Australia's Queensland to join mining tax challenge
MELBOURNE/CANBERRA (Reuters) - Australia's northern Queensland state plans to join a challenge to the federal government's Minerals Resource Rent Tax (MRRT) in the High Court, saying the tax unfairly discriminates against the resource-rich state, the state government said on Monday.
Queensland's attorney-general Jarrod Bleijie told reporters the state will join the legal action launched against the tax by Fortescue Metals Group, Australia's No.3 iron ore miner.
"We are one of the biggest resources states in Australia along with Western Australia so it's important we protect that and do everything we can to protect that as much as we can," Bleijie said.

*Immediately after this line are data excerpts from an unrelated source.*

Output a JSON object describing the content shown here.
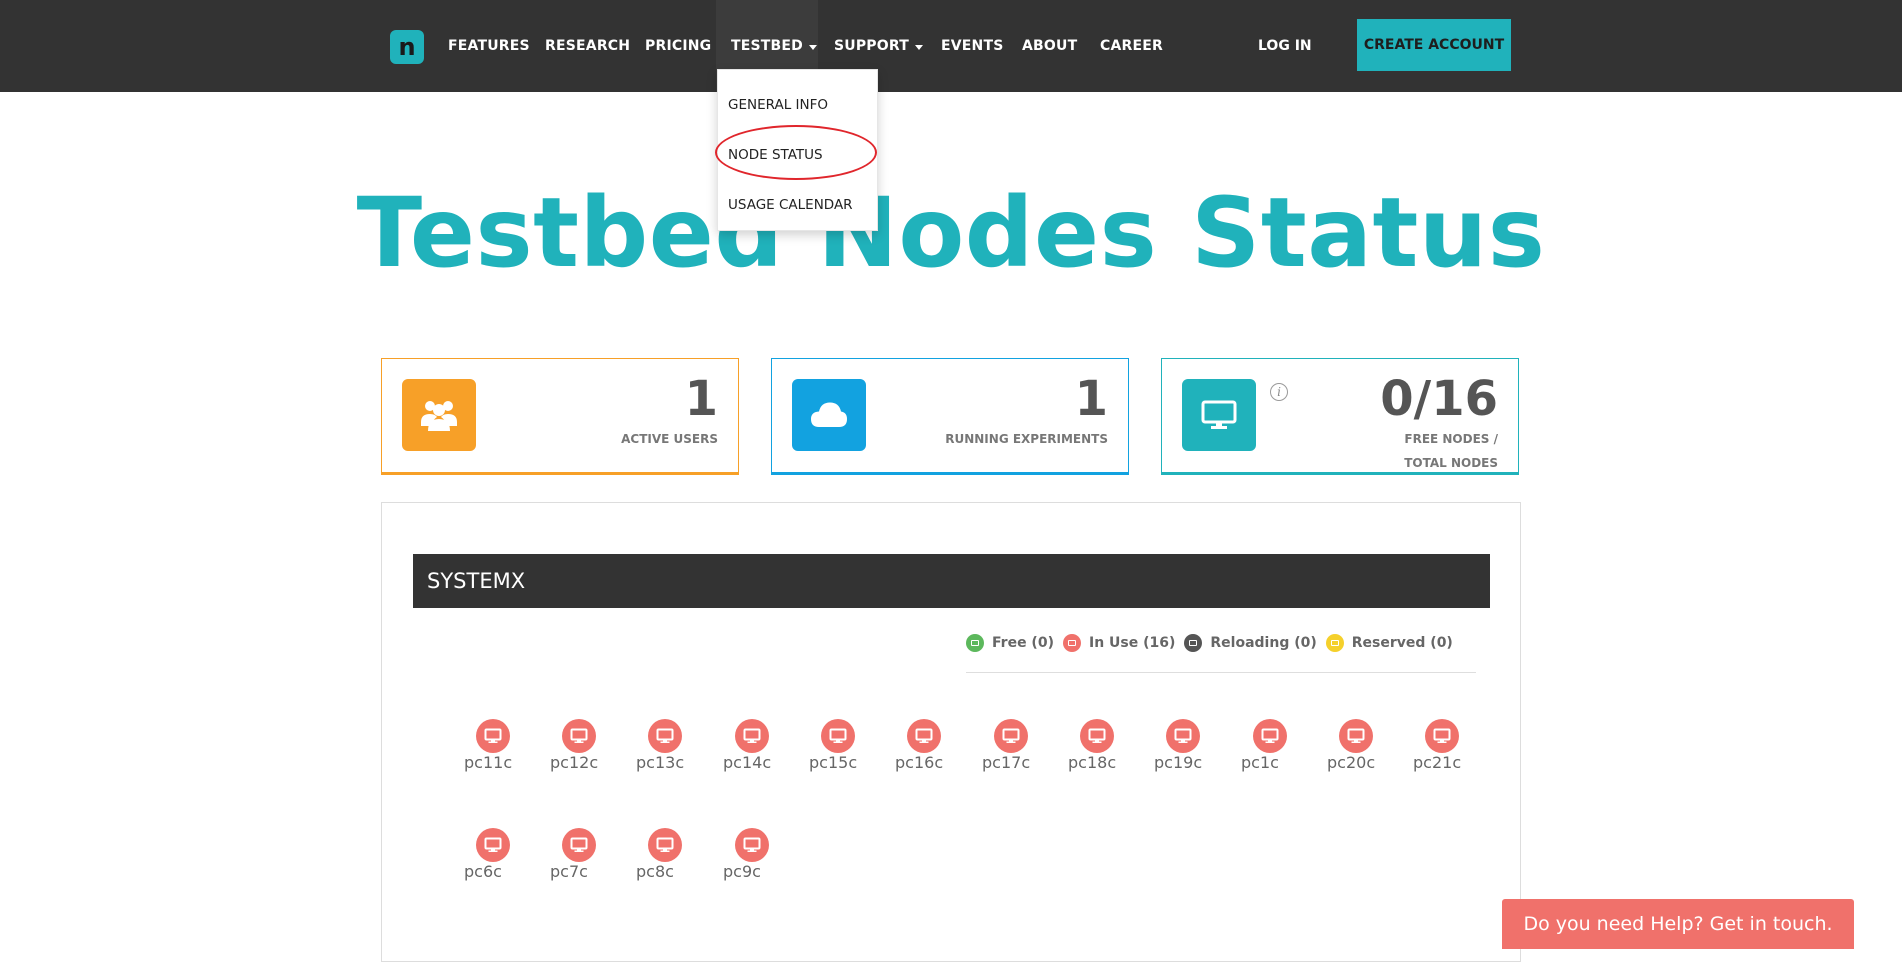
{
  "brand": {
    "logo_letter": "n",
    "accent": "#20b2bb"
  },
  "nav": {
    "items": [
      {
        "label": "FEATURES",
        "has_caret": false
      },
      {
        "label": "RESEARCH",
        "has_caret": false
      },
      {
        "label": "PRICING",
        "has_caret": false
      },
      {
        "label": "TESTBED",
        "has_caret": true,
        "active": true
      },
      {
        "label": "SUPPORT",
        "has_caret": true
      },
      {
        "label": "EVENTS",
        "has_caret": false
      },
      {
        "label": "ABOUT",
        "has_caret": false
      },
      {
        "label": "CAREER",
        "has_caret": false
      }
    ],
    "login_label": "LOG IN",
    "create_account_label": "CREATE ACCOUNT"
  },
  "dropdown": {
    "items": [
      "GENERAL INFO",
      "NODE STATUS",
      "USAGE CALENDAR"
    ],
    "highlighted": "NODE STATUS"
  },
  "page": {
    "title": "Testbed Nodes Status"
  },
  "stats": [
    {
      "value": "1",
      "label_lines": [
        "ACTIVE USERS"
      ],
      "color": "#f7a028",
      "icon": "users-icon"
    },
    {
      "value": "1",
      "label_lines": [
        "RUNNING EXPERIMENTS"
      ],
      "color": "#12a2e0",
      "icon": "cloud-icon"
    },
    {
      "value": "0/16",
      "label_lines": [
        "FREE NODES /",
        "TOTAL NODES"
      ],
      "color": "#20b2bb",
      "icon": "monitor-icon",
      "info_icon": "info-icon"
    }
  ],
  "section": {
    "title": "SYSTEMX"
  },
  "legend": [
    {
      "label": "Free (0)",
      "color": "#5cb85c"
    },
    {
      "label": "In Use (16)",
      "color": "#f0716b"
    },
    {
      "label": "Reloading (0)",
      "color": "#555555"
    },
    {
      "label": "Reserved (0)",
      "color": "#f5d02b"
    }
  ],
  "nodes": [
    {
      "name": "pc11c",
      "status": "in-use"
    },
    {
      "name": "pc12c",
      "status": "in-use"
    },
    {
      "name": "pc13c",
      "status": "in-use"
    },
    {
      "name": "pc14c",
      "status": "in-use"
    },
    {
      "name": "pc15c",
      "status": "in-use"
    },
    {
      "name": "pc16c",
      "status": "in-use"
    },
    {
      "name": "pc17c",
      "status": "in-use"
    },
    {
      "name": "pc18c",
      "status": "in-use"
    },
    {
      "name": "pc19c",
      "status": "in-use"
    },
    {
      "name": "pc1c",
      "status": "in-use"
    },
    {
      "name": "pc20c",
      "status": "in-use"
    },
    {
      "name": "pc21c",
      "status": "in-use"
    },
    {
      "name": "pc6c",
      "status": "in-use"
    },
    {
      "name": "pc7c",
      "status": "in-use"
    },
    {
      "name": "pc8c",
      "status": "in-use"
    },
    {
      "name": "pc9c",
      "status": "in-use"
    }
  ],
  "help": {
    "label": "Do you need Help? Get in touch."
  }
}
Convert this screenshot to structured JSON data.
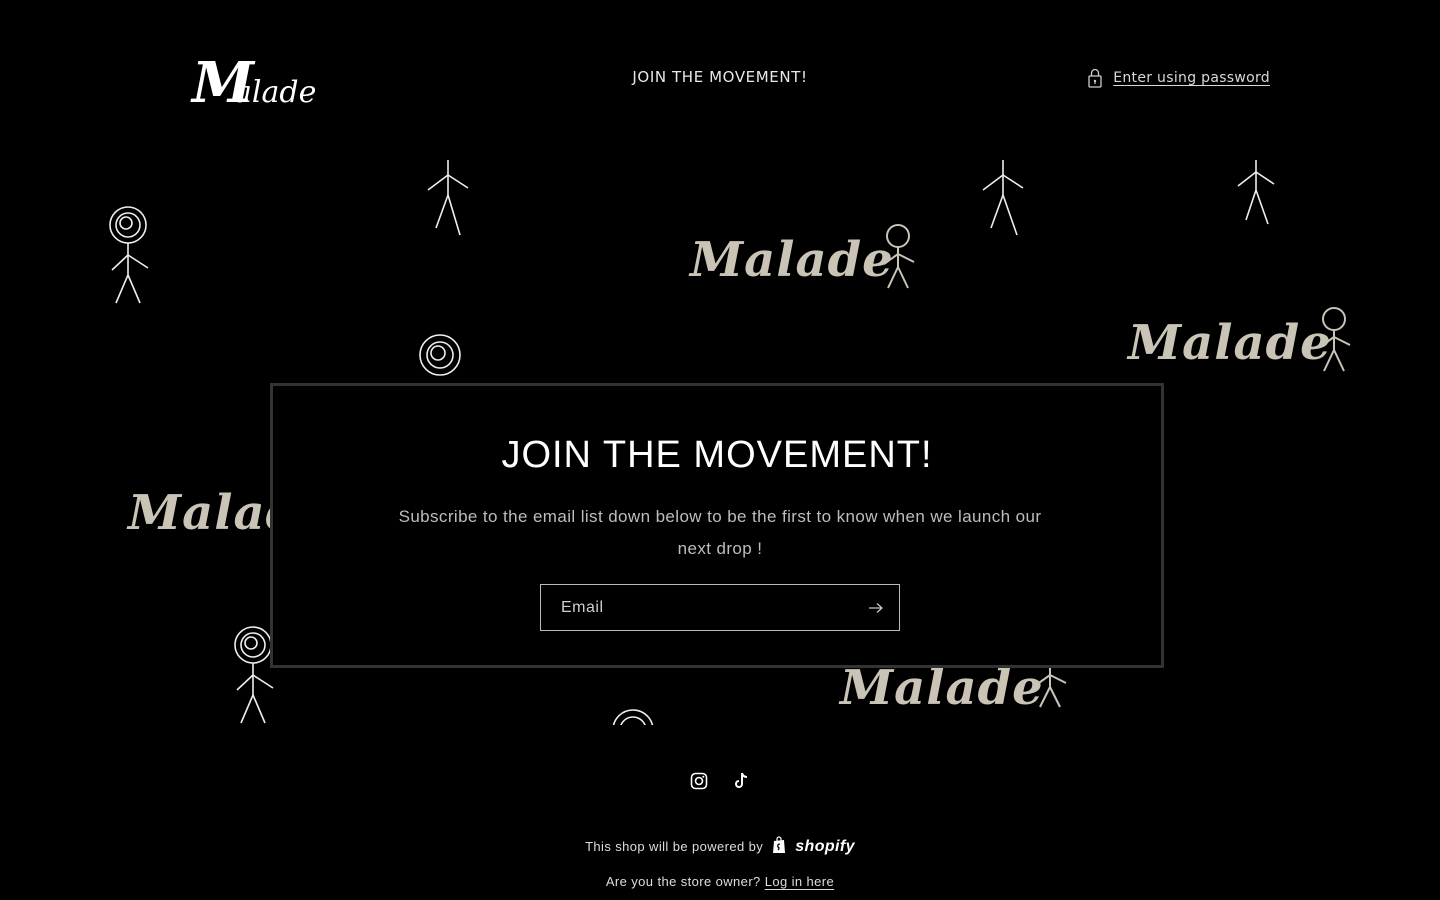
{
  "header": {
    "logo_text": "Malade",
    "title": "JOIN THE MOVEMENT!",
    "enter_password_label": "Enter using password"
  },
  "banner": {
    "logo_text": "Malade"
  },
  "modal": {
    "title": "JOIN THE MOVEMENT!",
    "text": "Subscribe to the email list down below to be the first to know when we launch our next drop !",
    "email_placeholder": "Email"
  },
  "footer": {
    "social_icons": [
      "instagram-icon",
      "tiktok-icon"
    ],
    "powered_by_text": "This shop will be powered by",
    "brand": "shopify",
    "owner_text": "Are you the store owner?",
    "login_link": "Log in here"
  },
  "colors": {
    "background": "#000000",
    "banner_logo": "#c9c4b5",
    "modal_border": "#333333"
  }
}
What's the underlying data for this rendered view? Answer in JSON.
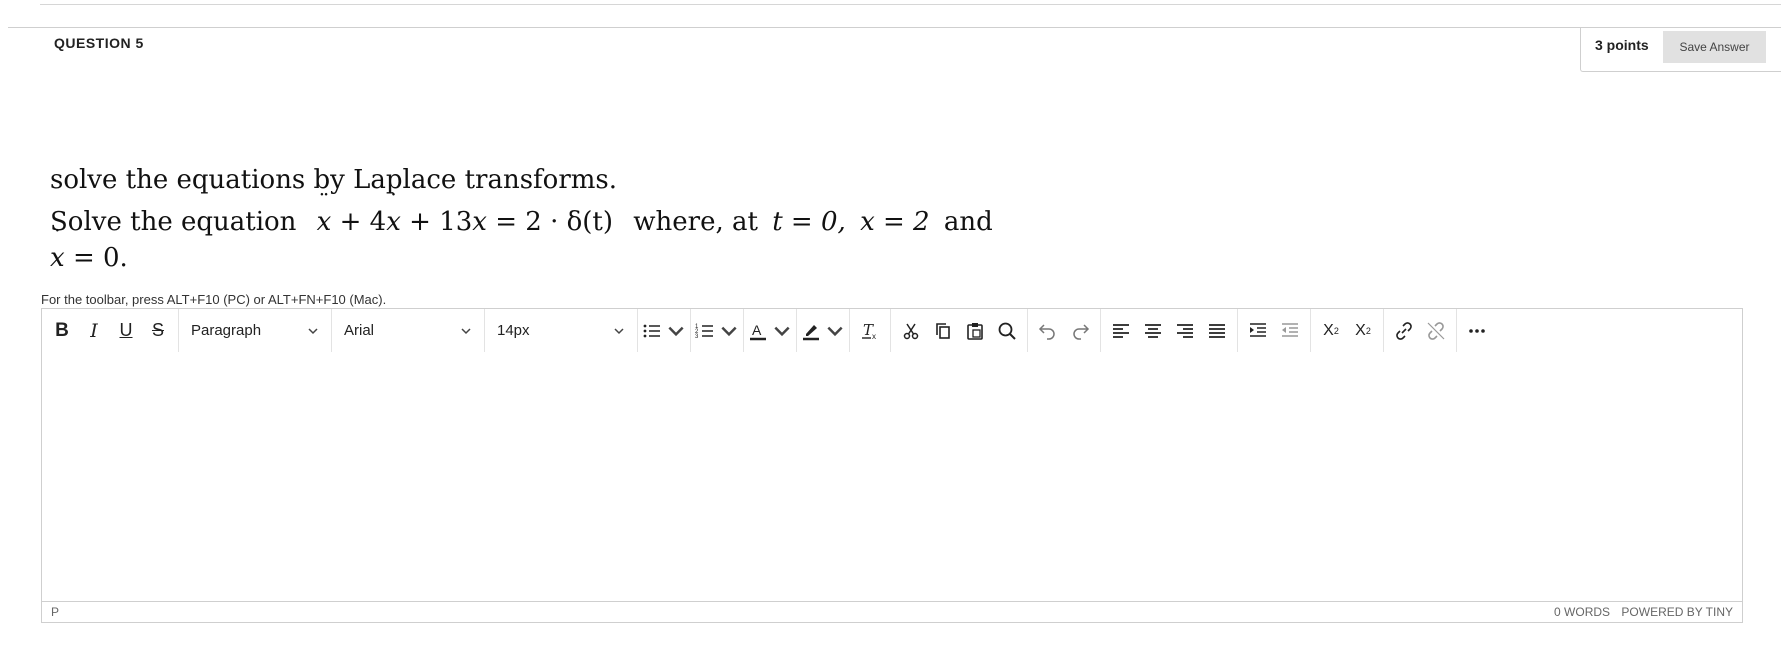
{
  "question": {
    "title": "QUESTION 5",
    "points": "3 points",
    "save_label": "Save Answer"
  },
  "prompt": {
    "line1": "solve the equations by Laplace transforms.",
    "line2_text": "Solve the equation",
    "eq_rest": "+ 4",
    "eq_rest2": "+ 13",
    "eq_rhs": "= 2 · δ(t)",
    "where": "where,  at",
    "cond1": "t = 0,",
    "cond2": "x = 2",
    "and": "and",
    "line3": "= 0."
  },
  "editor": {
    "hint": "For the toolbar, press ALT+F10 (PC) or ALT+FN+F10 (Mac).",
    "block_format": "Paragraph",
    "font_family": "Arial",
    "font_size": "14px",
    "status_path": "P",
    "word_count": "0 WORDS",
    "powered_by": "POWERED BY TINY"
  },
  "icons": [
    "bold-icon",
    "italic-icon",
    "underline-icon",
    "strikethrough-icon",
    "bullet-list-icon",
    "numbered-list-icon",
    "text-color-icon",
    "highlight-icon",
    "clear-format-icon",
    "cut-icon",
    "copy-icon",
    "paste-icon",
    "search-icon",
    "undo-icon",
    "redo-icon",
    "align-left-icon",
    "align-center-icon",
    "align-right-icon",
    "justify-icon",
    "indent-icon",
    "outdent-icon",
    "superscript-icon",
    "subscript-icon",
    "link-icon",
    "unlink-icon",
    "more-icon"
  ]
}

He also told local media that legal advice supported his state's view that the new tax discriminates between states, raising the possibility it is constitutionally invalid.
Treasurer Wayne Swan said the challenge was a political action from Queensland's conservative government, and would waste taxpayers' money.
"It appears that the Queensland government is prepared to waste taxpayers' money on a futile challenge," Swan told local media.
He said the government was confident in its legal advice that the tax would withstand the challenge, adding the other resources-rich state Western Australia also saw the challenge as futile.
"If you listen to the premier of Western Australia has to say, he doesn't think such a challenge will be successful," Swan said.
The Western Australian government was not immediately available to comment.
The 30 percent tax on mining profits was passed last year by Prime Minister Julia Gillard's minority government, after 18 months of acrimonious debate that brought down former prime minister Kevin Rudd.
It came into effect on July 1, and is expected to raise A$9.7 billion ($9.9 billion) over its first three years for the federal government budget.